Günümüzde de zulüm rejimleri ilim erbabının hakkı ve doğruyu ortaya koymasına veya önlerine konduğunda kabul edip teslim olmalarına değil kendilerine teslim olmalarına ve sadece kendilerinin borazanlığını yapmalarına müsaade etmek istiyorlar.
Bugün Suudi Arabistan'daki dikta rejimine uyarıda bulunarak hakkı söylemeye çalışan ilim adamlarının büyük çoğunluğunun zindanlarda olması ve bazıları hakkında idam talebinde bulunulması zulüm rejimlerinin hakkın ve doğrunun söylenmesinden ne kadar rahatsız olduklarını göstermesi açısından ibret vericidir.
İlim, bilmek anlamına gelir. Bilmek ise doğru bilgiye ulaşmış olmayı gerektirir. Doğruluğu veya yanlışlığı kesinleşmemiş varsayımlar henüz gerçek bilgi sayılmaz. O yüzden bir kimsenin bir konuda ilim sahibi olduğu iddia edebilmesi için o konuda doğru bilgiye ulaşmış olması gerekir. Yüce Allah şöyle buyurur: "Onların çoğu zandan başka bir şeye uymamaktadır. Zan ise gerçek açısından bir şey kazandırmaz." (Yunus, 10/36) Yani bir kimse doğru bilgiye ulaşmamışsa sadece zanna göre hareket eder. Zan ise insanı doğruya, gerçeğe ulaştırmış bir bilgi, ilim değildir.
Bir konuda doğru bilgiye ulaşmış olmak ise o bilginin onurunu korumayı, doğru olanı ortaya koymayı, doğruyu söylemeyi gerektirir.

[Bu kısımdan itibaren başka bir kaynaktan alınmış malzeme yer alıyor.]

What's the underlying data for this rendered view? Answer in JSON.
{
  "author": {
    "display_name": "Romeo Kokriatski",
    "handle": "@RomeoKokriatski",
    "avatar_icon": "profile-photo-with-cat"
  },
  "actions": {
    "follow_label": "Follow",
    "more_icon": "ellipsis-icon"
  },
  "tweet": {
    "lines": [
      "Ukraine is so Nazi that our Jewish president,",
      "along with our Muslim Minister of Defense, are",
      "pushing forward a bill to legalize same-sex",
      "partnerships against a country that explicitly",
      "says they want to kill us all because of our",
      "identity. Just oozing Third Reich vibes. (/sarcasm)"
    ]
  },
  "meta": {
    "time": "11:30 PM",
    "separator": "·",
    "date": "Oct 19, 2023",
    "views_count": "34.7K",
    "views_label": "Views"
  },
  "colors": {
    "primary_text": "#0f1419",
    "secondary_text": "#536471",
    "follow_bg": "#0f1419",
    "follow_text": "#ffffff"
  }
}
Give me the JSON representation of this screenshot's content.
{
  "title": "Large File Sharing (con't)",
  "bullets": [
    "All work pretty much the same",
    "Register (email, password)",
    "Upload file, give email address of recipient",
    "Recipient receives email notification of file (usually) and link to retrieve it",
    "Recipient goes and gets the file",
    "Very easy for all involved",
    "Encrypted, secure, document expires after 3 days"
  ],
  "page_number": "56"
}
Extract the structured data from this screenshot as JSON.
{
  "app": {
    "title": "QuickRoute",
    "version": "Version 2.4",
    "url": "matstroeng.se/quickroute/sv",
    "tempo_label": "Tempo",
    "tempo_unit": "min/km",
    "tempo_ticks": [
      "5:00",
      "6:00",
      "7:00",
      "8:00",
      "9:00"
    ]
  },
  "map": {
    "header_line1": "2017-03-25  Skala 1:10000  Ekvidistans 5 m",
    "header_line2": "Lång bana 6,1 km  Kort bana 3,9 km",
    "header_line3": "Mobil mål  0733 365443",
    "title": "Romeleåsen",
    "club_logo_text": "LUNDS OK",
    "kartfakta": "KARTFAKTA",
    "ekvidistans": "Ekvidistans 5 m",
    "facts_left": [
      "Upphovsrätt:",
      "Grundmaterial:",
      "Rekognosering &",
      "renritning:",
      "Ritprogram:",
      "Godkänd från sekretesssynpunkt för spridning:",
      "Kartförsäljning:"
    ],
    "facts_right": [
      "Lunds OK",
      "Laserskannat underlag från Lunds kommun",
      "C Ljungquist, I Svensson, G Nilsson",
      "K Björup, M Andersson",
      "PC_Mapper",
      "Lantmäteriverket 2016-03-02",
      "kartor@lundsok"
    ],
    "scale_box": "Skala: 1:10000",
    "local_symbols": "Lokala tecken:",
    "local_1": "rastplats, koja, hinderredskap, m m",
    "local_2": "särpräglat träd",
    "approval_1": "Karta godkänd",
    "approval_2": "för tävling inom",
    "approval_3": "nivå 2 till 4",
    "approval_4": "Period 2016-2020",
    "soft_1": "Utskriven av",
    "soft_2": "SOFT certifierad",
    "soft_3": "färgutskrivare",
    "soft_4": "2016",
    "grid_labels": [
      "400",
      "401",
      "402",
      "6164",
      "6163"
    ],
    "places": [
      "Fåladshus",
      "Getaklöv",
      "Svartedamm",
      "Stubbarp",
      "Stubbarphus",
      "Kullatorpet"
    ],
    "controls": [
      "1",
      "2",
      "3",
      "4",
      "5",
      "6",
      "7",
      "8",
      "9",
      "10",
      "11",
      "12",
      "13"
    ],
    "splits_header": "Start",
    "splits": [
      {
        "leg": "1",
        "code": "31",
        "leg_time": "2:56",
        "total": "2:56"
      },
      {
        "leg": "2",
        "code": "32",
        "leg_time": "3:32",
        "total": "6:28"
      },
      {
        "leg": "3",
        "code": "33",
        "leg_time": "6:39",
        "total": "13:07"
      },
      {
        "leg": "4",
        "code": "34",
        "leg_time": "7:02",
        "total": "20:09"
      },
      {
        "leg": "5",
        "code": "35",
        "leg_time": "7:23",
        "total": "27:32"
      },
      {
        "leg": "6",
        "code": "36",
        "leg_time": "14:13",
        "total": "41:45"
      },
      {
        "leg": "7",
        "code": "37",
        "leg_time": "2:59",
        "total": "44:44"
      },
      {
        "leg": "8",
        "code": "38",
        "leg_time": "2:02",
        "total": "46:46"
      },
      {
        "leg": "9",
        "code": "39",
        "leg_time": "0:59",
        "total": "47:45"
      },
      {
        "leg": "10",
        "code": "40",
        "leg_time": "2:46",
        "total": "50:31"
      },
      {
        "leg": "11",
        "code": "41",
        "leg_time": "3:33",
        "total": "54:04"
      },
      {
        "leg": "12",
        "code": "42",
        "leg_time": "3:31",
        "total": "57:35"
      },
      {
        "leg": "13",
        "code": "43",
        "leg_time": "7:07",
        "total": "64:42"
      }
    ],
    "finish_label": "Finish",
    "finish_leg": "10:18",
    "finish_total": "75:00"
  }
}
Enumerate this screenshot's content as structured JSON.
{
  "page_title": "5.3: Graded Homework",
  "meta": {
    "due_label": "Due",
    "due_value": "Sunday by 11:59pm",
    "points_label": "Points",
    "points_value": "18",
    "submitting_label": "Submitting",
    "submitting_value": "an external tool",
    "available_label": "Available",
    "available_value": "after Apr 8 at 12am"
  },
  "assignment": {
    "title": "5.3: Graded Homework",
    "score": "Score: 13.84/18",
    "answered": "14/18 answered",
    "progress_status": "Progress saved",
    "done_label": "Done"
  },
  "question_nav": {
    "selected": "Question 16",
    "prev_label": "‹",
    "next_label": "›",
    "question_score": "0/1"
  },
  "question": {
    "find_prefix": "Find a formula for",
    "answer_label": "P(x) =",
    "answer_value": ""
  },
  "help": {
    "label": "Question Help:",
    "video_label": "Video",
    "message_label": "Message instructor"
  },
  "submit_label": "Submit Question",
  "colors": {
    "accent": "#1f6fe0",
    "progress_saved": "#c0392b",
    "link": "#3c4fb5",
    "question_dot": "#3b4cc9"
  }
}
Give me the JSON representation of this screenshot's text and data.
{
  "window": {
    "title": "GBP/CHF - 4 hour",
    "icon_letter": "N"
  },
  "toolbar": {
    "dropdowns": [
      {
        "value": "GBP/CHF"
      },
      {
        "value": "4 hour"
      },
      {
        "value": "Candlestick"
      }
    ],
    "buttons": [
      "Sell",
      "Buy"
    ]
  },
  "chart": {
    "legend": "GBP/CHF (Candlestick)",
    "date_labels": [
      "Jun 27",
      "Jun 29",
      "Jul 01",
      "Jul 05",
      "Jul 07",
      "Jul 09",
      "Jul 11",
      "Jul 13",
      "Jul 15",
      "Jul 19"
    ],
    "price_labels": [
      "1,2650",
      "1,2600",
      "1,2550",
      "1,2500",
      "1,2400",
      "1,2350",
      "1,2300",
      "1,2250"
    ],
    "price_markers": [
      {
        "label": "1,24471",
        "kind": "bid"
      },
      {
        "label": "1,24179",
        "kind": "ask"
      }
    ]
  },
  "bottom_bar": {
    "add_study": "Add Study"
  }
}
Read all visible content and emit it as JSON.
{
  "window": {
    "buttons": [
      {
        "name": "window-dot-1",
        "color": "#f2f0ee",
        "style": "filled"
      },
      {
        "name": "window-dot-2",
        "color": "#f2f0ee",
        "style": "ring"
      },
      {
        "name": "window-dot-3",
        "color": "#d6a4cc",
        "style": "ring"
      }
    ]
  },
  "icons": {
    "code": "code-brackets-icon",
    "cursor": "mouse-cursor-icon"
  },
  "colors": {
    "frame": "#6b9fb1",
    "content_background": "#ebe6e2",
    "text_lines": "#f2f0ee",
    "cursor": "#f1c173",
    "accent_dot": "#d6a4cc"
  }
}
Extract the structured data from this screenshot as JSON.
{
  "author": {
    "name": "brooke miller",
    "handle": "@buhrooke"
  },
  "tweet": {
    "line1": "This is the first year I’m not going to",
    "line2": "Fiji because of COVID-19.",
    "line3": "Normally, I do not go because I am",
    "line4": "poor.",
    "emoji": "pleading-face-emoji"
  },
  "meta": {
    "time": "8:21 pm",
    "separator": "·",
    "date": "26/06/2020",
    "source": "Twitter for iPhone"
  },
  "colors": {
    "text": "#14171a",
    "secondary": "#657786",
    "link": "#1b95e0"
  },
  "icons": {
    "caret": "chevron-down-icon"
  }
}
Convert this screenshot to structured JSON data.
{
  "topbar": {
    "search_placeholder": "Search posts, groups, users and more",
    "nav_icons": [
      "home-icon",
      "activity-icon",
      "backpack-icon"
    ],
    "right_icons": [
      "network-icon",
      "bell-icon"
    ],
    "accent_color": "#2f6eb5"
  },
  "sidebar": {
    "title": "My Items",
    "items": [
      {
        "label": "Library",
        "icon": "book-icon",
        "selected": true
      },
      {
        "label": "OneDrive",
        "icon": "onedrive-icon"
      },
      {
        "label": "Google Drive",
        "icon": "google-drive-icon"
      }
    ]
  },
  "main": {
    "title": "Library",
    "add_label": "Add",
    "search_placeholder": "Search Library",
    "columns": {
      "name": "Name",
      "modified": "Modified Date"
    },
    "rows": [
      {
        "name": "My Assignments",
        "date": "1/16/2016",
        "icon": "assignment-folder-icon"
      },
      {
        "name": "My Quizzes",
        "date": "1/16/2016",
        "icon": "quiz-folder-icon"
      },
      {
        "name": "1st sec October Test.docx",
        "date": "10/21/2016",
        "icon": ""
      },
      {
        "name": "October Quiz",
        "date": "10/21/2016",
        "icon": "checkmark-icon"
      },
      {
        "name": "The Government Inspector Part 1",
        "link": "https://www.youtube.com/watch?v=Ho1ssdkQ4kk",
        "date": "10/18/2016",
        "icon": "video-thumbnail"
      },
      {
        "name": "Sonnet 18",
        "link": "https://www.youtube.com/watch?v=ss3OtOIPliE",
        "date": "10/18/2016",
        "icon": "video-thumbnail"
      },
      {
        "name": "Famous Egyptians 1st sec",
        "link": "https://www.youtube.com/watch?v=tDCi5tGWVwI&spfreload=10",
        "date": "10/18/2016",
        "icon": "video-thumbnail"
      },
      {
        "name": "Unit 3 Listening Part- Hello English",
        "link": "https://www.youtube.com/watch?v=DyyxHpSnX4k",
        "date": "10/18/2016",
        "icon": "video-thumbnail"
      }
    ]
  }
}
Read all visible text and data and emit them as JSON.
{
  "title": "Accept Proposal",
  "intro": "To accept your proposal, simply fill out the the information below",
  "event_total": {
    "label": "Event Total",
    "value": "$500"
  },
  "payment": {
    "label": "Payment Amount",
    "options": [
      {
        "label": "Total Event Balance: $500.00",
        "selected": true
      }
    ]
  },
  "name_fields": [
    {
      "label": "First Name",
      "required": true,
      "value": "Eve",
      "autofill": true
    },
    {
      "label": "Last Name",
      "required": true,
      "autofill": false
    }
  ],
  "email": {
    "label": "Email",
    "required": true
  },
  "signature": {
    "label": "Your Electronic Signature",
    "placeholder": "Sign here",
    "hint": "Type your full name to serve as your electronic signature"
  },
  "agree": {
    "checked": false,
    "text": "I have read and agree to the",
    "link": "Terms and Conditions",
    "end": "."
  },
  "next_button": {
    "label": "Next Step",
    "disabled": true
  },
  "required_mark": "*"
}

Bu ilmin onurudur.
Fakat zulüm saltanatı kurmuş olanlar ilmin de kendilerine hizmet etmesini isterler. Doğru bilginin işlerine gelmediği zaman yanlış bilginin doğru olarak kabul ettirilmesi için baskı yaparlar. Onları ilmin onuru ve insanların doğruyu öğrenme hakları değil kendi hâkimiyetleri, güçleri ve saltanatları ilgilendirir.
Firavun'un siyasetinde bunu görüyoruz. Musa (as) ona doğruları söyleyince hoşuna gitmedi. Musa (as)'nın bir büyücü olduğunu ileri sürdü ve ona üstün gelmeleri için ülkenin bütün marifetli büyücülerini topladı. Toplanan kalabalığa da; "Umarız ki, üstün gelenler onlar olurlarsa büyücülere uyarız." (Şuara, 26/40) dedi. Dikkat edilirse burada "kim haklı çıkarsa, kimin doğru konuştuğu ortaya çıkarsa ona uyarız" denmiyor. "Eğer büyücüler üstün gelirlerse onlara uyarız" deniyor. Çünkü onların üstün gelmeleri hâkim sistemin kazıklarını sağlamlaştırmasına vesile olacaktı. Ama onların üstün gelememesi durumunda Firavun yine de hakkı teslim etmeyecekti. Nitekim öyle oldu. Büyücüler hakkı gördükleri için teslim oldukları ve Musa (as)'nın doğru konuştuğunu itiraf ettikleri halde Firavun onlara; "Ben size izin vermeden önce ona iman mı ettiniz? O size büyüyü öğreten büyüğünüzdür. Yakında muhakkak bileceksiniz. Sizin ellerinizi ve bacaklarınızı çaprazlama kesecek sonra hepinizi asacağım." (Şuara, 26/49) dedi.